Jobs are the unit of work executed by AWS Batch as containerized applications running on Amazon EC2. Containerized jobs can reference a container image, command, and parameters or users can simply provide a .zip containing their application and AWS will run it on a default Amazon Linux container.

$ aws batch submit-job –job-name poller –job-definition poller-def –job-queue poller-queue

Job Dependencies

Jobs can express a dependency on the successful completion of other jobs or specific elements of an array job.

Use your preferred workflow engine and language to submit jobs. Flow-based systems simply submit jobs serially, while DAG-based systems submit many jobs at once, identifying inter-job dependencies.

Jobs run in approximately the same order in which they are submitted as long as all dependencies on other jobs have been met.

$ aws batch submit-job –depends-on 606b3ad1-aa31-48d8-92ec-f154bfc8215f …

Job Definitions

Similar to ECS Task Definitions, AWS Batch Job Definitions specify how jobs are to be run. While each job must reference a job definition, many parameters can be overridden.

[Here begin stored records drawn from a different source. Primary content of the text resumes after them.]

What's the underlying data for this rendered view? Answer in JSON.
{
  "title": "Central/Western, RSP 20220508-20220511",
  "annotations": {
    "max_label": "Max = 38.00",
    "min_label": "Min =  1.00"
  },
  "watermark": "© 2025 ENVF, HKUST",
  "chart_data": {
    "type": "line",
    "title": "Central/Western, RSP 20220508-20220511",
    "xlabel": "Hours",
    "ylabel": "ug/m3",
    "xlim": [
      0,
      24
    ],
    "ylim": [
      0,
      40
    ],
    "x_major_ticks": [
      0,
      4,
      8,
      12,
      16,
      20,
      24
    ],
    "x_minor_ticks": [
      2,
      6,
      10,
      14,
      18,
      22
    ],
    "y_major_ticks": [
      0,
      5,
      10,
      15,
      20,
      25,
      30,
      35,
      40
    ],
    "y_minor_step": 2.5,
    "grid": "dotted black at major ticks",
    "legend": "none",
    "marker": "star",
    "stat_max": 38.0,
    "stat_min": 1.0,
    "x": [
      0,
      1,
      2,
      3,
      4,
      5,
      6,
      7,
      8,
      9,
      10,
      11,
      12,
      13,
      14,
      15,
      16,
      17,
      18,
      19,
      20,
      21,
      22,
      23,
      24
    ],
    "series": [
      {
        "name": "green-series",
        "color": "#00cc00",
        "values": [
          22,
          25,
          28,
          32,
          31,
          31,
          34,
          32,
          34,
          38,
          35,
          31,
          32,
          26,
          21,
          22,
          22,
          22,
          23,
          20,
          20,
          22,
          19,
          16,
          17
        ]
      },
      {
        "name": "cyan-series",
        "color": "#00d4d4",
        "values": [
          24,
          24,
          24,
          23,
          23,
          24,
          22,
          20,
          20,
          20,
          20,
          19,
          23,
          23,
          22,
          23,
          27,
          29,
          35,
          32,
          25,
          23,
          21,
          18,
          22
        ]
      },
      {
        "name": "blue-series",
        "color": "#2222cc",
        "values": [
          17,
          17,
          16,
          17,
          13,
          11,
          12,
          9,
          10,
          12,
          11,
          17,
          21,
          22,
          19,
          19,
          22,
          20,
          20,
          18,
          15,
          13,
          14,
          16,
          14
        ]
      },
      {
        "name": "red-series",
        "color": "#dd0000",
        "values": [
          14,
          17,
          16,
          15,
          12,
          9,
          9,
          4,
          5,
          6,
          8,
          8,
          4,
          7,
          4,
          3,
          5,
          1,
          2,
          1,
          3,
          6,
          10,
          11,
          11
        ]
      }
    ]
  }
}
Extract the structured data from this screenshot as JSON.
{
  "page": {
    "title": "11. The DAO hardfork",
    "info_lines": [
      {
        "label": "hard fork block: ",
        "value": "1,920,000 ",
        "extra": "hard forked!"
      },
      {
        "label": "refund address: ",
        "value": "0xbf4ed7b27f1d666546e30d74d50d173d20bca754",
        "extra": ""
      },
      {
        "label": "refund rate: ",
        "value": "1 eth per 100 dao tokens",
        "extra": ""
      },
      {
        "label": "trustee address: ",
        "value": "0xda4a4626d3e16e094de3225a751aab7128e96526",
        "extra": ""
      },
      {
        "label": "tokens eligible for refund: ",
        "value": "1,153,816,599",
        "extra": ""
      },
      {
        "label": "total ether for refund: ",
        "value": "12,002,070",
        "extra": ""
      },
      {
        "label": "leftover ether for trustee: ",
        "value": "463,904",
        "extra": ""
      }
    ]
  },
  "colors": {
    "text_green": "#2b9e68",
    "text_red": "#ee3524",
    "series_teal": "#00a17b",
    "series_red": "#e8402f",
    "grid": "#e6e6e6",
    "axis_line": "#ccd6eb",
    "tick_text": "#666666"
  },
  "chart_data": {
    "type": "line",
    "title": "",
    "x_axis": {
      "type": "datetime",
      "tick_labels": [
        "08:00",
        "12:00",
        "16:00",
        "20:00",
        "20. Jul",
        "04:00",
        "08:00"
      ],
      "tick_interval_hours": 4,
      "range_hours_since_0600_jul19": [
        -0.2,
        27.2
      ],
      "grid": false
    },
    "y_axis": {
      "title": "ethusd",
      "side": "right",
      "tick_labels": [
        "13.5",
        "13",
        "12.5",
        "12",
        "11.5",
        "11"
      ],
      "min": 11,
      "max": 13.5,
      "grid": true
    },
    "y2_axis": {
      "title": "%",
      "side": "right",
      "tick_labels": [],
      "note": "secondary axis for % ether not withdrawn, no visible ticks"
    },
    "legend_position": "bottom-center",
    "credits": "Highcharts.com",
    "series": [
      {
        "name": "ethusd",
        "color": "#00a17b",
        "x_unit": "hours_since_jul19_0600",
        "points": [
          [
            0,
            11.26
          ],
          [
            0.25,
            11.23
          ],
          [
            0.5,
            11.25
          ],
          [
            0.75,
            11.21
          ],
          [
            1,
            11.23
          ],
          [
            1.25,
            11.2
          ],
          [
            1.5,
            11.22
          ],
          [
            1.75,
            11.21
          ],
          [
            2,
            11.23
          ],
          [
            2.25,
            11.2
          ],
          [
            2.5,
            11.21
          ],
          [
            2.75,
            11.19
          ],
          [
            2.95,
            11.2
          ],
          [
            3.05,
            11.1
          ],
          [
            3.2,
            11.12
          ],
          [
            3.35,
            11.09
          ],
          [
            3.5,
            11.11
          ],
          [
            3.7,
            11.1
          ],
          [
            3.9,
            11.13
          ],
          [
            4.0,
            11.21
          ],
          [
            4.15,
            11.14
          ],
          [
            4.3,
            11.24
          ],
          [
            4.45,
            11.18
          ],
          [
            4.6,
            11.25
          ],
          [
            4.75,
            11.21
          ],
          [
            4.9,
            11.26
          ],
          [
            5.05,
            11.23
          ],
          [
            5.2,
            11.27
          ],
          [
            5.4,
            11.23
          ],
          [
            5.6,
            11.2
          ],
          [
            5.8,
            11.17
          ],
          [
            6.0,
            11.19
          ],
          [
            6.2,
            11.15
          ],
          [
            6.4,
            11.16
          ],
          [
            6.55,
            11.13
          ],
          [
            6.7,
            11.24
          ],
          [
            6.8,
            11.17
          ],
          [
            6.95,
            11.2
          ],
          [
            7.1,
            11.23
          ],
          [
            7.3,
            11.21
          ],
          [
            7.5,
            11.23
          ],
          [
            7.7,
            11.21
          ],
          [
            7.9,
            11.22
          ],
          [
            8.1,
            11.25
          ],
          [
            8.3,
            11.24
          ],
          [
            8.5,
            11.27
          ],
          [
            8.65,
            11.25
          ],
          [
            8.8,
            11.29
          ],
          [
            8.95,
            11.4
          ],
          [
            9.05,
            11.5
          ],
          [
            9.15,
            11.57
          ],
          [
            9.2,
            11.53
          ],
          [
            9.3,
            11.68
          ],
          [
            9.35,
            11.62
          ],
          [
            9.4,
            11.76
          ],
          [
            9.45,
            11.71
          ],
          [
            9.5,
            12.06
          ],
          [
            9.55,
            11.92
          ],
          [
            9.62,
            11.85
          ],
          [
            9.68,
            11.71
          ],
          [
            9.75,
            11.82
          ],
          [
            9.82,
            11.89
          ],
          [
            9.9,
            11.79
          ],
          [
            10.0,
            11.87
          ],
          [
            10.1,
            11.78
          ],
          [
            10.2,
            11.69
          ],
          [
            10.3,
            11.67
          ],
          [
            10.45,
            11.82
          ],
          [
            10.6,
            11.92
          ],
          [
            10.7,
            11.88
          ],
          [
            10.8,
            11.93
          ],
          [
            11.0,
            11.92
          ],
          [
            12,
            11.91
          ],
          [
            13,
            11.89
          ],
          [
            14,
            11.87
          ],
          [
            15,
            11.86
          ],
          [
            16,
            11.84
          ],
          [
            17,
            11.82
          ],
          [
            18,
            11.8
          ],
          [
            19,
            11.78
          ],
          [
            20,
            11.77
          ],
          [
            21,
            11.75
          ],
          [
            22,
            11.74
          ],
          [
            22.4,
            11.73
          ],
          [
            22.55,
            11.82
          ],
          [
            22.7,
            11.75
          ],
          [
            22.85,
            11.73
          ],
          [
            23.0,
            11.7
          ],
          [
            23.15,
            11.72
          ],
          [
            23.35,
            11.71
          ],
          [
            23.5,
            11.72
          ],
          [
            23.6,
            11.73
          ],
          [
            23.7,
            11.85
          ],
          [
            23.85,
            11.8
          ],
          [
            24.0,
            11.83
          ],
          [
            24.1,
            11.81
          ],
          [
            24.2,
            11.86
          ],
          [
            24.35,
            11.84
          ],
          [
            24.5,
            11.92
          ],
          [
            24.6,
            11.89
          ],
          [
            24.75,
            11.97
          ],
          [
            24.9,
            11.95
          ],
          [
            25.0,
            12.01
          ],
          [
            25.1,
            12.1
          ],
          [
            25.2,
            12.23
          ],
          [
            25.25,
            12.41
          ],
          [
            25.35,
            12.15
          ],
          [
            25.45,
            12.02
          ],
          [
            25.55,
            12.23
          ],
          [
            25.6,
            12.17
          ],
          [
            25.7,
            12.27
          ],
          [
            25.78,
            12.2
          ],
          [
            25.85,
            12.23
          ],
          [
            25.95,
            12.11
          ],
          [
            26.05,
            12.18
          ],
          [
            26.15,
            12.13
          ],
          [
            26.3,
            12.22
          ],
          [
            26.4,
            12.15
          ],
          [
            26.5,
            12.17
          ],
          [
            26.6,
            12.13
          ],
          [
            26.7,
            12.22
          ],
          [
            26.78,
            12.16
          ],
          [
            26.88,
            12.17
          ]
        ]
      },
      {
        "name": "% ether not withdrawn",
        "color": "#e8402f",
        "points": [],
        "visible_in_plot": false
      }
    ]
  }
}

Some of the attributes specified in a job definition are:

  • IAM role associated with the job
  • vCPU and memory requirements
  • Mount points
  • Container properties
  • Environment variables
$ aws batch register-job-definition –job-definition-name gatk –container-properties …

Job Queues

Jobs are submitted to a Job Queue, where they reside until they are able to be scheduled to a compute resource. Information related to completed jobs persists in the queue for 24 hours.

$ aws batch create-job-queue –job-queue-name genomics –priority 500 –compute-environment-order …


Compute Environments

Job queues are mapped to one or more Compute Environments containing the EC2 instances that are used to run containerized batch jobs.

Managed (Recommended) compute environments enable you to describe your business requirements (instance types, min/max/desired vCPUs, and EC2 Spot bid as x % of On-Demand) and AWS launches and scale resources on your behalf.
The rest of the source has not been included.